Very rough sketch of how this might look:
function node_cacheable_objects() {
return array('node');
}
function taxonomy_term_delete($tid) {
// Or this could be a hook_taxonomy_term_delete implementation.
cache_clear_object_cache($tid, 'taxonomy_term');
}
function taxonomy_term_update($term) {
cache_clear_object_cache($term->tid, 'taxonomy_term');
}
function cache_clear_object_cache($id, $referenced_thingy_type) {
$cacheable_objects = array();
foreach (module_implements('cacheable_objects') as $module) {
$cacheable_objects += $module . '_cacheable_objects';
}
foreach ($cacheable_objects as $object_type) {
$function = $referenced_thingy_type . '_clear_object_cache';
$function($id, $object_type);
}
}
function taxonomy_term_clear_object_cache($tid, $object_type) {
if ($object_type = 'node') {
// same as current patch because we only implement hook_node_load() currently.
}
// or use field API scalar searching to get ids for any object which references the tid, then do:
cache_clear_all($ids, 'cache_' . $object);
}
The field API stuff would depend on #392494: Fields API needs to allow searching of scalars - but even with that it's only going to work if caching is done at the object level, with easily accessible cids - doing it with cache_field cids would be a complete pain - see arguments in the cache node_load() issue.
With something like that it'd mean making other first class core objects cacheable would be a matter of copy/paste from node_load_multiple for the actual cache saving and loading, then implementing one hook - and only modules using hook_$object_load() instead of field API would need to do major special casing.
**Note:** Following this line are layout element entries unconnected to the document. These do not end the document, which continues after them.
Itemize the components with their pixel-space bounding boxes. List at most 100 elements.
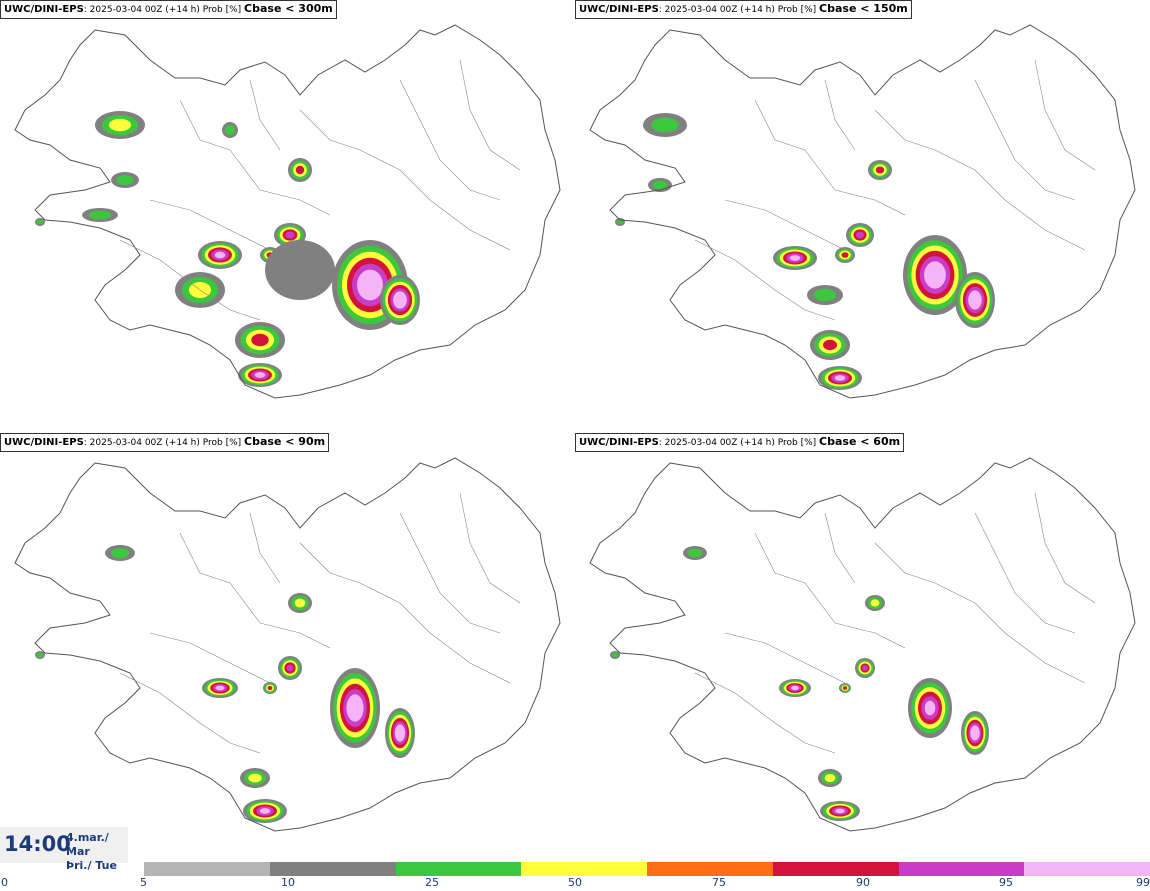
- probability-field: [615, 113, 995, 390]
- tick-label: 10: [281, 876, 295, 889]
- probability-contour: [616, 219, 624, 225]
- panel-title: UWC/DINI-EPS: 2025-03-04 00Z (+14 h) Pro…: [575, 433, 905, 452]
- region-border: [149, 632, 271, 684]
- probability-contour: [267, 685, 273, 691]
- map-panel-cbase-300: UWC/DINI-EPS: 2025-03-04 00Z (+14 h) Pro…: [0, 0, 575, 437]
- region-border: [694, 239, 836, 321]
- run-info: : 2025-03-04 00Z (+14 h) Prob [%]: [83, 5, 245, 15]
- region-border: [149, 199, 271, 251]
- probability-contour: [362, 275, 378, 295]
- region-border: [179, 532, 331, 649]
- probability-field: [610, 546, 989, 821]
- tick-label: 25: [425, 876, 439, 889]
- region-border: [119, 239, 261, 321]
- probability-contour: [36, 219, 44, 225]
- probability-contour: [294, 598, 306, 608]
- probability-contour: [928, 266, 942, 284]
- model-name: UWC/DINI-EPS: [4, 4, 84, 15]
- region-border: [724, 632, 846, 684]
- region-border: [399, 79, 501, 201]
- probability-contour: [259, 808, 271, 814]
- iceland-map: [14, 24, 561, 399]
- probability-contour: [652, 180, 668, 190]
- probability-contour: [116, 175, 134, 185]
- probability-contour: [225, 125, 235, 135]
- iceland-map: [14, 457, 561, 832]
- threshold-label: Cbase < 60m: [819, 435, 901, 448]
- probability-contour: [395, 294, 405, 306]
- region-border: [249, 79, 281, 151]
- model-name: UWC/DINI-EPS: [579, 4, 659, 15]
- probability-colorbar: [144, 862, 1150, 876]
- probability-contour: [611, 652, 619, 658]
- region-border: [459, 492, 521, 604]
- probability-contour: [248, 773, 262, 783]
- region-border: [1034, 492, 1096, 604]
- valid-time-box: 14:00 4.mar./ Mar Þri./ Tue: [0, 827, 128, 872]
- probability-contour: [215, 685, 225, 691]
- panel-title: UWC/DINI-EPS: 2025-03-04 00Z (+14 h) Pro…: [0, 433, 330, 452]
- probability-contour: [841, 252, 849, 258]
- valid-date: 4.mar./ Mar Þri./ Tue: [66, 831, 128, 873]
- map-panel-cbase-150: UWC/DINI-EPS: 2025-03-04 00Z (+14 h) Pro…: [575, 0, 1150, 437]
- coastline: [589, 457, 1136, 832]
- region-border: [754, 532, 906, 649]
- probability-contour: [251, 333, 269, 347]
- region-border: [459, 59, 521, 171]
- colorbar-segment: [144, 862, 270, 876]
- probability-contour: [254, 372, 266, 378]
- probability-contour: [856, 231, 864, 239]
- panel-title: UWC/DINI-EPS: 2025-03-04 00Z (+14 h) Pro…: [0, 0, 337, 19]
- probability-contour: [36, 652, 44, 658]
- tick-label: 95: [999, 876, 1013, 889]
- colorbar-segment: [1024, 862, 1150, 876]
- panel-title: UWC/DINI-EPS: 2025-03-04 00Z (+14 h) Pro…: [575, 0, 912, 19]
- region-border: [754, 99, 906, 216]
- iceland-map: [589, 457, 1136, 832]
- probability-contour: [835, 808, 845, 814]
- colorbar-segment: [772, 862, 899, 876]
- probability-contour: [88, 210, 112, 220]
- model-name: UWC/DINI-EPS: [579, 437, 659, 448]
- probability-contour: [265, 240, 335, 300]
- valid-time: 14:00: [4, 832, 71, 856]
- tick-label: 90: [856, 876, 870, 889]
- probability-contour: [789, 255, 801, 261]
- region-border: [694, 672, 836, 754]
- probability-contour: [396, 727, 404, 739]
- region-border: [874, 109, 1086, 251]
- region-border: [119, 672, 261, 754]
- region-border: [299, 542, 511, 684]
- threshold-label: Cbase < 90m: [244, 435, 326, 448]
- probability-contour: [924, 700, 936, 716]
- region-border: [974, 79, 1076, 201]
- colorbar-segment: [647, 862, 773, 876]
- coastline: [589, 24, 1136, 399]
- tick-label: 5: [140, 876, 147, 889]
- region-border: [974, 512, 1076, 634]
- threshold-label: Cbase < 150m: [819, 2, 908, 15]
- tick-label: 0: [1, 876, 8, 889]
- probability-contour: [824, 774, 836, 782]
- region-border: [824, 512, 856, 584]
- region-border: [874, 542, 1086, 684]
- map-panel-cbase-90: UWC/DINI-EPS: 2025-03-04 00Z (+14 h) Pro…: [0, 433, 575, 870]
- probability-contour: [813, 288, 837, 302]
- probability-contour: [834, 375, 846, 381]
- probability-contour: [286, 664, 294, 672]
- date-line-1: 4.mar./ Mar: [66, 831, 109, 858]
- probability-contour: [651, 117, 679, 133]
- region-border: [824, 79, 856, 151]
- region-border: [249, 512, 281, 584]
- colorbar-ticks: 0 5 10 25 50 75 90 95 99: [0, 876, 1150, 891]
- region-border: [1034, 59, 1096, 171]
- probability-contour: [791, 685, 799, 691]
- probability-contour: [842, 686, 848, 690]
- probability-field: [35, 111, 420, 387]
- run-info: : 2025-03-04 00Z (+14 h) Prob [%]: [83, 438, 245, 448]
- probability-contour: [870, 599, 880, 607]
- probability-contour: [214, 251, 226, 259]
- tick-label: 99: [1136, 876, 1150, 889]
- probability-contour: [823, 339, 837, 351]
- probability-contour: [110, 548, 130, 558]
However, we'd still get the extra performance benefit and simplicity of being able to cache the full objects, and only clear caches for specific objects as well.
Comments
Comment #1
yched commentedI'm not sure I see how field cache ids are so terrible. They are composed of obj_type : id : vid (= id if no revisions).
field_attach_query would get you all these informations.
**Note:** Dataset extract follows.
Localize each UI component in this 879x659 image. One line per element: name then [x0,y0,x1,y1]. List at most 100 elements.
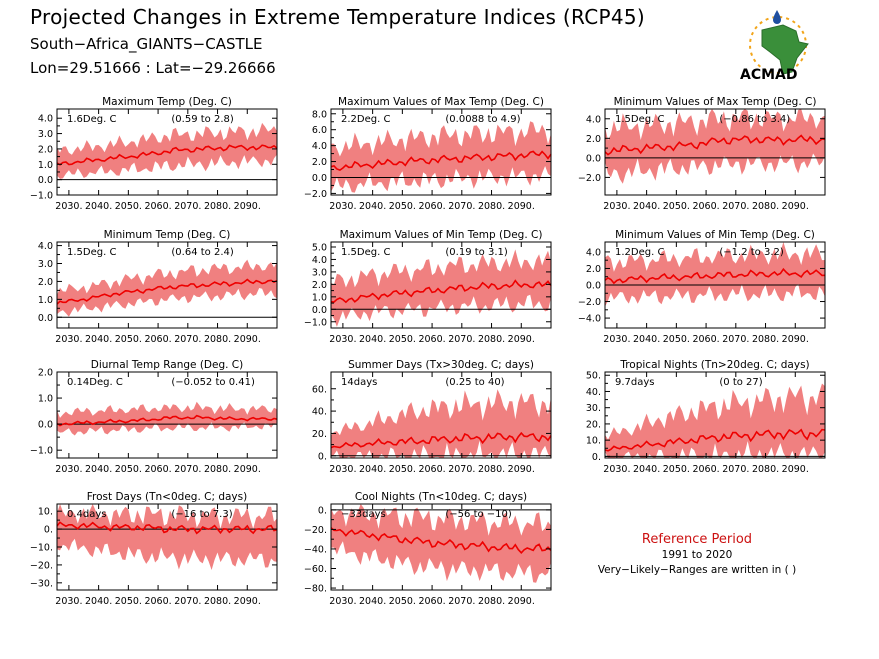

At worst, I'm not even sure it's worth bothering with caching field values for non-current object revisions - in which case it would be obj_type : id.
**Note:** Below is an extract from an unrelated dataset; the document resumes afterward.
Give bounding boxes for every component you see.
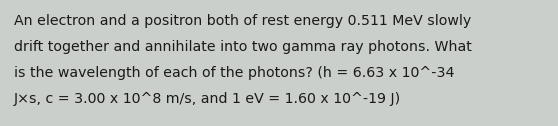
Text: is the wavelength of each of the photons? (h = 6.63 x 10^-34: is the wavelength of each of the photons… xyxy=(14,66,455,80)
Text: An electron and a positron both of rest energy 0.511 MeV slowly: An electron and a positron both of rest … xyxy=(14,14,472,28)
Text: J×s, c = 3.00 x 10^8 m/s, and 1 eV = 1.60 x 10^-19 J): J×s, c = 3.00 x 10^8 m/s, and 1 eV = 1.6… xyxy=(14,92,401,106)
Text: drift together and annihilate into two gamma ray photons. What: drift together and annihilate into two g… xyxy=(14,40,472,54)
I guess we can, however, separate field caching into as many tables as fieldable entities. In this case, it would probably be the job of the module defining the fieldable entity to define the [entity]_field_cache table.
Comment #2
catchHmm, maybe it's not quite so bad.
Would boil down to:
vs.
However to do this abstractly you'd have to use field_attach_extract_ids() wouldn't you? Still seems like extra work for no obvious benefit as far as I can see.
Comment #3
joshk commentedThis makes sense. >90% of the use-case out there is for people wanting to stick fields on nodes. If I'm creative and want to develop my own object, or I do something off-the-wall around nodes, then I take responsibility for caching/clearing as dictated by my use-case.
Giving developers this power is good. It should be transparent to most administrators and end-users, except that with a modern caching infrastructure their site will be crazily faster.
Comment #4
catchMarking as duplicate of #460320: Standarized, pluggable entity loading (nodes, users, taxonomy, files, comments) which would allow any first class entity in Drupal to be cached from contrib (and by maintaining their own caches, we wouldn't need to worry so much about clearing them from reference fields).